Shahinaz Mohamed Aly Gadalla is an Egyptian-American physician-scientist and cancer epidemiologist who researches cancer biomarkers and hematopoietic stem cell transplantation. She is a senior investigator in the clinical genetics branch at the National Cancer Institute.

== Life ==
Shahinaz Mohamed Aly Gadalla was born to Mohamed and Sabah. She earned a M.B.Bch from Ain Shams University Faculty of Medicine In 1996. She completed a medical internship in 1998 at Ain Shams University Hospitals. Gadallah completed a M.S. (2005) in epidemiology and preventative medicine and a Ph.D. (2008) in epidemiology from the University of Maryland, Baltimore. Her dissertation was titled, Systemic autoimmune rheumatic diseases and breast cancer risk in elderly women. Sania Amr was her doctoral advisor. Gadalla dedicated her dissertation to her daughter. She joined the clinical genetics branch (CGB) within the National Cancer Institute (NCI) division of cancer epidemiology and genetics as a cancer prevention fellow in 2008.
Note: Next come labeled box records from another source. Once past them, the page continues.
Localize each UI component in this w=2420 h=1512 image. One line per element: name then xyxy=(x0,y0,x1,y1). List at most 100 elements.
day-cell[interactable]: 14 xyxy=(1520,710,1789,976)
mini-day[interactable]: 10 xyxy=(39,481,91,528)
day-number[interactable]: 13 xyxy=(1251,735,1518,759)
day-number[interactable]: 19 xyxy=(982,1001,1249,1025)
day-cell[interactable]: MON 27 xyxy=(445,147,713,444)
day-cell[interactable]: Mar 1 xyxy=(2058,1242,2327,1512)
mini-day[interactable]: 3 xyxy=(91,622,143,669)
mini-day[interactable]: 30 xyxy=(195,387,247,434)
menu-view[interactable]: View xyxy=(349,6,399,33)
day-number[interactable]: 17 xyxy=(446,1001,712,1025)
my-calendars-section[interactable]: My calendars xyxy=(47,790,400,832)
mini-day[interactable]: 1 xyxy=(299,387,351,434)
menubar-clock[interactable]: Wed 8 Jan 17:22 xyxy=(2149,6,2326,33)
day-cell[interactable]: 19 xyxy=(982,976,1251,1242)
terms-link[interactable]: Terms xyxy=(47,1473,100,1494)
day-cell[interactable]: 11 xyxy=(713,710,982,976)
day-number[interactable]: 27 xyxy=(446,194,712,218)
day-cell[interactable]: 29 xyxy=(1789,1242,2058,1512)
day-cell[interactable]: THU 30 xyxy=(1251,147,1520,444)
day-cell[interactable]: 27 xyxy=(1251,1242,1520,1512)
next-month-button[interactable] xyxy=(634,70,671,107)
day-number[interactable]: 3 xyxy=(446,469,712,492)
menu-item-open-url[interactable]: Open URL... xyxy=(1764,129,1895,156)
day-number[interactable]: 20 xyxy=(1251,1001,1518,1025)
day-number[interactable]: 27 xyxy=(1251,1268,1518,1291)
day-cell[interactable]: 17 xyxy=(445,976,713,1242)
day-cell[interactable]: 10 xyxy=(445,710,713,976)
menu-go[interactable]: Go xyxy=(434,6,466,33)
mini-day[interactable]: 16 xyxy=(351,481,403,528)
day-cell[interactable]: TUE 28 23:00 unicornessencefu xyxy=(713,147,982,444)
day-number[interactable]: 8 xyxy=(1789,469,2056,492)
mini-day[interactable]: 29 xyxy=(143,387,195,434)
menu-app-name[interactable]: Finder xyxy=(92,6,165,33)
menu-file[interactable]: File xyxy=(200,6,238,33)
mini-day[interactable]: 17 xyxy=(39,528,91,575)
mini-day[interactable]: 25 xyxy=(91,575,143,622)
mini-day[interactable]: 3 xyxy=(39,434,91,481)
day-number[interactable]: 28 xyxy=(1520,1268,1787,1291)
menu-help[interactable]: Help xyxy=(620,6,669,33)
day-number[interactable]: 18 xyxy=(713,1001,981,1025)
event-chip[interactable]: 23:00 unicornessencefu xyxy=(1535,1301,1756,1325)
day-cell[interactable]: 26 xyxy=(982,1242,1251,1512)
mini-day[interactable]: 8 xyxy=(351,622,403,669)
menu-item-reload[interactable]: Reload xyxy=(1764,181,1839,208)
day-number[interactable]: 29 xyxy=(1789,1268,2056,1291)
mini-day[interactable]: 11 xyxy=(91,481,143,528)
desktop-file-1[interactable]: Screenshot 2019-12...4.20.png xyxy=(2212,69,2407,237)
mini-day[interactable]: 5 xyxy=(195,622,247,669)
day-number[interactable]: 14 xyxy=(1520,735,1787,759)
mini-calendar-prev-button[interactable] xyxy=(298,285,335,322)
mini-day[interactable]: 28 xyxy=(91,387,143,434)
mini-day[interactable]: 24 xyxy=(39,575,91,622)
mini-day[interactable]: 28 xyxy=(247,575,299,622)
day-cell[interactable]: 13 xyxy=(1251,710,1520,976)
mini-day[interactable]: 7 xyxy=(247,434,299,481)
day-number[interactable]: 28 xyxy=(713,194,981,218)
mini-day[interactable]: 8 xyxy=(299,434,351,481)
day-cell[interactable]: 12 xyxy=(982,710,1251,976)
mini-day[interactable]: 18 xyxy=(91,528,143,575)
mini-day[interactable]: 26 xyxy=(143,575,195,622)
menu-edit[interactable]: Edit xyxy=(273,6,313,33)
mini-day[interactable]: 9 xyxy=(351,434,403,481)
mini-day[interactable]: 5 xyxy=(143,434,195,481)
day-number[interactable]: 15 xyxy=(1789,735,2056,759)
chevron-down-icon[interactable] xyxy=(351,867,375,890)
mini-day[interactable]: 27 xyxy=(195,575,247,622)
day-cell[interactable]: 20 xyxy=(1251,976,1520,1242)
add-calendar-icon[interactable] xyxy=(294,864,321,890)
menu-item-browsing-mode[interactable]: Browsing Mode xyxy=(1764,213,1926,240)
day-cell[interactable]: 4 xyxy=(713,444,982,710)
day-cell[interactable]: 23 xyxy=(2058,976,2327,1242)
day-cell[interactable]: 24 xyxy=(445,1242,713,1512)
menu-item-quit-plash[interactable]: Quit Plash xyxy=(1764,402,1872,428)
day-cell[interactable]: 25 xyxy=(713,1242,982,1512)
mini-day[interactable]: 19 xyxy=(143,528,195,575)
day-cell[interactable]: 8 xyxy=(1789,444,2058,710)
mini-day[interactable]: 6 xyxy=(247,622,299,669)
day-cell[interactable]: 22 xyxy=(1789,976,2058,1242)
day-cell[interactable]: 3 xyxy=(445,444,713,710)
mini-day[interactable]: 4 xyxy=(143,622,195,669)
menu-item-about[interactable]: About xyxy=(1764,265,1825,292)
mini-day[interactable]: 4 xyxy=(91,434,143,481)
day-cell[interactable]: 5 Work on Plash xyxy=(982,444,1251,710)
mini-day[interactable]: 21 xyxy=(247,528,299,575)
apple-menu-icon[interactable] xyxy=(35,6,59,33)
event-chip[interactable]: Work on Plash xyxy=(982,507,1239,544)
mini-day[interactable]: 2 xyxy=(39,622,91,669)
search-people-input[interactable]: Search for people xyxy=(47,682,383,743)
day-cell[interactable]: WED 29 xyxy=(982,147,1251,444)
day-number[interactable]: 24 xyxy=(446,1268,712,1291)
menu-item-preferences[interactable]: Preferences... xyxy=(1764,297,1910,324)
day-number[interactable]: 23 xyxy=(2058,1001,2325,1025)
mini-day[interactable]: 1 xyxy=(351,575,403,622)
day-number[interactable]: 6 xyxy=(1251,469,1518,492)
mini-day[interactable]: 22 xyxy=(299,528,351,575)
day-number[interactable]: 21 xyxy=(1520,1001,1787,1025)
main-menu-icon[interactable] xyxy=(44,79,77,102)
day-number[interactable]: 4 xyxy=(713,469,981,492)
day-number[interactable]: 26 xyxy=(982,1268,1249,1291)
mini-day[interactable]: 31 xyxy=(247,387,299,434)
Gadalla was promoted to a staff scientist in 2011 and was appointed as an Earl Stadtman Tenure-Track Investigator in 2014. She was awarded National Institutes of Health (NIH) scientific tenure and appointed senior investigator in 2022. Gadalla's research interests focus on identifying and characterizing individuals at high risk of developing cancer and discovering predictive and prognostic biomarkers that may guide therapeutic decisions for those patients. In 2011, Gadalla and colleagues were the first to report epidemiological evidence of excess cancer risk in myotonic dystrophy (DM) patients. She also researches molecular predictors of outcomes after hematopoietic cell transplantation. Gadalla's work focuses on severe aplastic anemia and myeloid neoplasms with a goal of identifying biomarkers that can guide donor selection or patient risk stratification. Her investigations include markers of cellular aging, germline genetic variants, and somatic copy-number alterations.